Bu gol sonrası belki de kupayı kazanabileceği tek dakikalar aralığını yakalayan Juventus bu iyi oyununu 67. Dakikaya kadar sürdürebildi. Son yılların, özellikle Guardiola sonrası tarihin en iyi önde savunma takımlarından biri olan Luis Enrique Barcelona’sı aynı zamanda da en iyi kontra takımlarından birine evrildi. Messi’nin orta sahadan aldığı top sonrası şutu ve seken topu tamamlayan Suarez’in golü ile tekrar öne geçen Barcelona, uzatma dakikalarında yine bir hızlı hücum ile Neymar’ın ayağından golü buldu ve kupaya uzanan taraf oldu.
Maç boyunca iki takım da kaleyi oldukça fazla yokladı. Toplam 14 (JUVE) ve 17 (BARÇA) şut atan takımlar için bu istatistikler, özellikle Juventus için oldukça fazla gözüküyor. Juventus’un maç boyunca %40 ile topa hakim olduğunu ve topun daha çok Barcelona’da (%60) olduğunu düşünürsek, kısa süre iyi oynayan Juve’nin kaleyi bulan 6 şutu oldukça istikrarlı gözüküyor. 8 şutu isabetli olan Barcelona ise maç boyunca yaptığı 561 başarılı pas istatistiğinden olabildiğince avantajı korumak için, hücum amaçlı olmayan kısa paslar olduğunu, uygun pozisyonu bulmadan da şut atmadığını görebiliyoruz. Maç boyunca 336 başarılı pas yapan Juventus’ta, sahada pek varlık gösteremediği düşünülen Andrea Pirlo, 56 başarılı pas ile öne çıkıyor. Maç içinde kendi oyununu oynamak ve rakibi durdurmak arasında kararsız kalması ile orta alanı rakibe bırakan Juventus boyunca 24 kez top kaparken ve 14 kez pas arası yaptı. 19 kez top kapan Barcelona ise sadece 4 kez pas arası yapabildi. Maç içerisinde agresif gözüken Juventus gözükenin aksine faul sayılarında Barcelona’nın gerisinde kaldı. 24 faul ile Barcelona rakibinden iki kat fazla faul yapmış oldu.
Maç içindeki genel yerleşimi gözüken takımlarda savunma yapmayı deneyen Juventus’un, Barcelona paslarında kendini kaptırdığını, orta sahanın merkezinde toplanarak rakibin kanat hücumlarına nasıl izin verdiğini görebiliyoruz. Barcelona’nın ise orta saha merkezini iyi parsellediğini, hem set hücumlarında hem de rakip ataklarında bir arada hareket edebildiği görülüyor.
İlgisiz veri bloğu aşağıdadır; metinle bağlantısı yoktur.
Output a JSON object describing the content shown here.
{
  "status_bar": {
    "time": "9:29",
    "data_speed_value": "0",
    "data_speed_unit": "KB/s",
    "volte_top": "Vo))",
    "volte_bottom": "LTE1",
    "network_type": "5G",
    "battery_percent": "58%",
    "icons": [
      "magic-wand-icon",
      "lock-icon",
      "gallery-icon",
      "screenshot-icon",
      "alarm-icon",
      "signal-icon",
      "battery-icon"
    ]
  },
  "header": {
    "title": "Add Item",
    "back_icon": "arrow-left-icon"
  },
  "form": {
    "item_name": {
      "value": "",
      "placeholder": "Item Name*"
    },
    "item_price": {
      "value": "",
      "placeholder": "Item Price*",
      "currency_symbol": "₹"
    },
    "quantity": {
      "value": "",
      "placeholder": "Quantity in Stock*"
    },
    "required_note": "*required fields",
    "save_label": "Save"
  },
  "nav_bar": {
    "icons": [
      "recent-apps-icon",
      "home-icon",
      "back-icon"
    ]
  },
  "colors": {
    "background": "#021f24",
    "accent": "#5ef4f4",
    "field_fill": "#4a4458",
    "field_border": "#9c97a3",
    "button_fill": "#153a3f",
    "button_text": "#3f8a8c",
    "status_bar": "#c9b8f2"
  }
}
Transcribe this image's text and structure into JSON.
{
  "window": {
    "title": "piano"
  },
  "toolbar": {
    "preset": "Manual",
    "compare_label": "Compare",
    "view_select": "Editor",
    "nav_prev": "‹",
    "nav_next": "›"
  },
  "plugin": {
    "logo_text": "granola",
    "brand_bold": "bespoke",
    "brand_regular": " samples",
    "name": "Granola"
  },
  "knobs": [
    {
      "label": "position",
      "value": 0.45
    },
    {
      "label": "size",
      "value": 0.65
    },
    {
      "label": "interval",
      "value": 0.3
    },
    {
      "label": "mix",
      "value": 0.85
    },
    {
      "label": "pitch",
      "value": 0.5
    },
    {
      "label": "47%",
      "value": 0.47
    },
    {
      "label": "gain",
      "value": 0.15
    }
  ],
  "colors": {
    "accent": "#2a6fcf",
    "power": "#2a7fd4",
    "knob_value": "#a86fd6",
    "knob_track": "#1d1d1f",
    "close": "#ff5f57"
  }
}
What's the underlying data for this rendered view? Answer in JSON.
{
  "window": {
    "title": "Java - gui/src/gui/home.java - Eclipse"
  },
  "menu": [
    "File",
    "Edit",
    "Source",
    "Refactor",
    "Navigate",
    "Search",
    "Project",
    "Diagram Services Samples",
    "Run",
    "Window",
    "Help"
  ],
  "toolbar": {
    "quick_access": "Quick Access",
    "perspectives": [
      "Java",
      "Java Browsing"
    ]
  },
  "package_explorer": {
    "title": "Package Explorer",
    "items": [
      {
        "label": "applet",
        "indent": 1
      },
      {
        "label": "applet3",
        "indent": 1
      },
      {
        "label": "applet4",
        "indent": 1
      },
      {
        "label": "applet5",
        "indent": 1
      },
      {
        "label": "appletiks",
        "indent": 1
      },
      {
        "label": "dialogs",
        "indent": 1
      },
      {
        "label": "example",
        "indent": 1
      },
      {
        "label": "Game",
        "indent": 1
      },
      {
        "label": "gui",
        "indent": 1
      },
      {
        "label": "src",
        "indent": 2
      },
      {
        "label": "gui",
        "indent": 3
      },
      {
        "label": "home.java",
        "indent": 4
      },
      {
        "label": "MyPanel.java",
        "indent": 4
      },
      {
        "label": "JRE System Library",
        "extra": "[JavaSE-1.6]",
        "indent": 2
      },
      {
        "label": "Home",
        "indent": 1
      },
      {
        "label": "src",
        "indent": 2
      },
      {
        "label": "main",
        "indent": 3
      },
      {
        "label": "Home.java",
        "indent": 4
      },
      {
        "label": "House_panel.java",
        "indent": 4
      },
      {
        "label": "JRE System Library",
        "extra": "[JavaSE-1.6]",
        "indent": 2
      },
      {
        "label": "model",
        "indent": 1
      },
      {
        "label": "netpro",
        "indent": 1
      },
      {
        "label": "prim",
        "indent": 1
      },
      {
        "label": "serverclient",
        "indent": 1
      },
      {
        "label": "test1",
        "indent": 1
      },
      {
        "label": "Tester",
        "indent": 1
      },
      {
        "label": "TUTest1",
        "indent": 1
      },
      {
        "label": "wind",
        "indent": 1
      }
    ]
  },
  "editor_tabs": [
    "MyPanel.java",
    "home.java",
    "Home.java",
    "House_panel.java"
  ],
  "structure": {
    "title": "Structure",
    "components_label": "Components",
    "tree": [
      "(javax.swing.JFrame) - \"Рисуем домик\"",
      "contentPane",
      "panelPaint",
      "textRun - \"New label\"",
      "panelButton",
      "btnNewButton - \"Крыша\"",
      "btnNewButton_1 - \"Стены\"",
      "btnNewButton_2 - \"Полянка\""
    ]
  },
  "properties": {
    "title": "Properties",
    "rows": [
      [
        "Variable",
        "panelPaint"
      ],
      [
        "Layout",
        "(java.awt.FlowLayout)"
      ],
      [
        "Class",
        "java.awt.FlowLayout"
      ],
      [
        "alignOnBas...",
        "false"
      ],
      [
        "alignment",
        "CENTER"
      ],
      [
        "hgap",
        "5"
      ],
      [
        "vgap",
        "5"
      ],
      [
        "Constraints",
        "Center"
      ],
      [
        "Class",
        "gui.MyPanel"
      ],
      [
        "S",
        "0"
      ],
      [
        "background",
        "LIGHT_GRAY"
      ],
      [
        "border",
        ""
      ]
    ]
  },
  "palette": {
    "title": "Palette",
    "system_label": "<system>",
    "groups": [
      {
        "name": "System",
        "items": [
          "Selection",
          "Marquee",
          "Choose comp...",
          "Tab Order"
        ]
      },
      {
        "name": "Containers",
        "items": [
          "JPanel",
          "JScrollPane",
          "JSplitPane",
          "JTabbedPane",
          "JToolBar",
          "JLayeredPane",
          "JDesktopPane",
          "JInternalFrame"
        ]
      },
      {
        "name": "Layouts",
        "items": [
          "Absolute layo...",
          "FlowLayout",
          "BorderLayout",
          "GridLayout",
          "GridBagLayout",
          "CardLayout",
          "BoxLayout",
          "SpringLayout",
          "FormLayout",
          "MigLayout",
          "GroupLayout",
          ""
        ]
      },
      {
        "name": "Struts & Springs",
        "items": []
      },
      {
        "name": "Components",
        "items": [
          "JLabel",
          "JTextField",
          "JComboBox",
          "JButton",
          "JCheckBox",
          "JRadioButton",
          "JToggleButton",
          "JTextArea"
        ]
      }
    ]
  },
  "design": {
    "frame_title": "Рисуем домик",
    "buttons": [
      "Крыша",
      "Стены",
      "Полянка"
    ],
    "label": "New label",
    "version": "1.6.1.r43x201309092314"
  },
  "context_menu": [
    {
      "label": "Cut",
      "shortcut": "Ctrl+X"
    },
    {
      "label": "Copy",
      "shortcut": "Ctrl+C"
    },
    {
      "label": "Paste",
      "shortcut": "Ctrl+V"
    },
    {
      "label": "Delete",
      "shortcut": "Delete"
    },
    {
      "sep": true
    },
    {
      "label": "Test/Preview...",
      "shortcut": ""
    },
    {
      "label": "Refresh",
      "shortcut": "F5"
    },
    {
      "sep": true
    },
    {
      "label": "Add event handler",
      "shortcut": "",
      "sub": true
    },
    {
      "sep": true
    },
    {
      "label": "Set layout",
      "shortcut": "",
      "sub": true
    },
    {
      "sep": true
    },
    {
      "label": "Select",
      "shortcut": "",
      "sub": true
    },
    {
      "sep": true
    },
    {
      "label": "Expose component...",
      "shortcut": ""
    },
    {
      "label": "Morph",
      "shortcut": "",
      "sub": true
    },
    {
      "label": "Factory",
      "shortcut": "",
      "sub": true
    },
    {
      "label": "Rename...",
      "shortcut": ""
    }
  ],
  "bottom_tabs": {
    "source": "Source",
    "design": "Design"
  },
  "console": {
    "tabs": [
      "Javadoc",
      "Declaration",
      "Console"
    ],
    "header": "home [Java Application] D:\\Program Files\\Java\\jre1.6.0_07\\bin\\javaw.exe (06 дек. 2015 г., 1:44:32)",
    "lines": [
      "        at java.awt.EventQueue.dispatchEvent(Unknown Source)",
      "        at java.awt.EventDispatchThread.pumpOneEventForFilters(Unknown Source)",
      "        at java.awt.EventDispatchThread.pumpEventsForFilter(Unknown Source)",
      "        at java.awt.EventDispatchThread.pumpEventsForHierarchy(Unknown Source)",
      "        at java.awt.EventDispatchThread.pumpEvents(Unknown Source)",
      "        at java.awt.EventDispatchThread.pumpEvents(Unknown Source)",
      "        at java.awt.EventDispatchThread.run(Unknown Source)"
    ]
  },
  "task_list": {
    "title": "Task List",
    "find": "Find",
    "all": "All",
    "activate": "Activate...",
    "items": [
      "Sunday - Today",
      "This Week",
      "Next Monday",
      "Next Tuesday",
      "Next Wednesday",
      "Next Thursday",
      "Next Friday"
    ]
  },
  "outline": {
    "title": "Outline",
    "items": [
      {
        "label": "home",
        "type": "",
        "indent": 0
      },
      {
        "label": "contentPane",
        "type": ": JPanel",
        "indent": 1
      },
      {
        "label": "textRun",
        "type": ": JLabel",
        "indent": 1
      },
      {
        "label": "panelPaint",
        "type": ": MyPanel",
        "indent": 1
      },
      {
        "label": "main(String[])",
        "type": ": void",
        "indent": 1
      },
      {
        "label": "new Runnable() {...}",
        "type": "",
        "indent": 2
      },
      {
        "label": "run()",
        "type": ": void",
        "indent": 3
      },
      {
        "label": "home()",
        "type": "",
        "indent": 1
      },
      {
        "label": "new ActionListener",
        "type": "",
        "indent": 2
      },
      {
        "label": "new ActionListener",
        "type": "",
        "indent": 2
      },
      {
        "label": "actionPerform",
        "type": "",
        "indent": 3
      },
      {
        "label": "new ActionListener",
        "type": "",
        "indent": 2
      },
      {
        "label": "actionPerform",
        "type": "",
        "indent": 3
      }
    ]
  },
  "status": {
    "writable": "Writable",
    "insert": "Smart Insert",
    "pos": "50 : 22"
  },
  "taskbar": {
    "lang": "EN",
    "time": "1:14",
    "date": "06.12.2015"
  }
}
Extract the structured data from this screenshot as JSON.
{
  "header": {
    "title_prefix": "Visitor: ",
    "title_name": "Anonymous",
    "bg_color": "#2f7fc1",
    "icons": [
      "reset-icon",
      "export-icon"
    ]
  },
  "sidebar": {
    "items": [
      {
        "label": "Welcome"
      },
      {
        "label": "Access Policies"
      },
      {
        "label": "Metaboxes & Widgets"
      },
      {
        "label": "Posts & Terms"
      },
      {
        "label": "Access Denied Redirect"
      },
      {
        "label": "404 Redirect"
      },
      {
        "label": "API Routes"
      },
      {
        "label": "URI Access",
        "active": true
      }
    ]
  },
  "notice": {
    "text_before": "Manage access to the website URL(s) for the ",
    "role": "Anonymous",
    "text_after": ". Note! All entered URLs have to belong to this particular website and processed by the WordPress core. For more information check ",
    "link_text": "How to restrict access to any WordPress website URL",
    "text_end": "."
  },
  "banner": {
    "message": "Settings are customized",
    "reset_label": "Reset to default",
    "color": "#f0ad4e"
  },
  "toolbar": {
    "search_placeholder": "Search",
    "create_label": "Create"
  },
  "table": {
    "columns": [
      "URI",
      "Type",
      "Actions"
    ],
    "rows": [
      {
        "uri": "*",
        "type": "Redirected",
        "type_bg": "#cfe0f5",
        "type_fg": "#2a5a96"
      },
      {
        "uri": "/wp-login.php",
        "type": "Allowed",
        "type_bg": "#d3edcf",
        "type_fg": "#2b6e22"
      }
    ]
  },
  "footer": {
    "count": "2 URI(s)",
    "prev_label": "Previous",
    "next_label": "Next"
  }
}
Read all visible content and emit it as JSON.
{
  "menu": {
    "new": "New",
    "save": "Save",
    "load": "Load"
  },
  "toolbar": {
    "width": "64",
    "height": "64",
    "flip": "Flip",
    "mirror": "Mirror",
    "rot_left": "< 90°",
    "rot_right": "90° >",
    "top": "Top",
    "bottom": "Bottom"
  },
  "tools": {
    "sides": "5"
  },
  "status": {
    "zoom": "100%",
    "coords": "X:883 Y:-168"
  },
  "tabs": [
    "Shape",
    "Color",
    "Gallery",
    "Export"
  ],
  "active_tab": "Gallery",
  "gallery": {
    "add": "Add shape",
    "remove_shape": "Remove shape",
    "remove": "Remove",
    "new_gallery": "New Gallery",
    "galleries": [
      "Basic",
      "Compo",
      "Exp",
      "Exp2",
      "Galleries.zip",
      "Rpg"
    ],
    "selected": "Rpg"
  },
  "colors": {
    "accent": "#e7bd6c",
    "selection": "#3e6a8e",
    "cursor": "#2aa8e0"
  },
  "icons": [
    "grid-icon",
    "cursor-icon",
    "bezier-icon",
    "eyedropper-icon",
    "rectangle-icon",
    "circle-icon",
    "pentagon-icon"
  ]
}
Kısacası bu gibi finalleri nasıl oynaması gerektiğini iyi bilen tecrübeli Barcelona karşısında Juventus tecrübesiz gözüktü. Kadrosundaki oldukça tecrübeli futbolculara rağmen Juventus konsantrasyon kaybı yaşadı ve erken yediği gol ile kupaya uzanmayı başaramadı.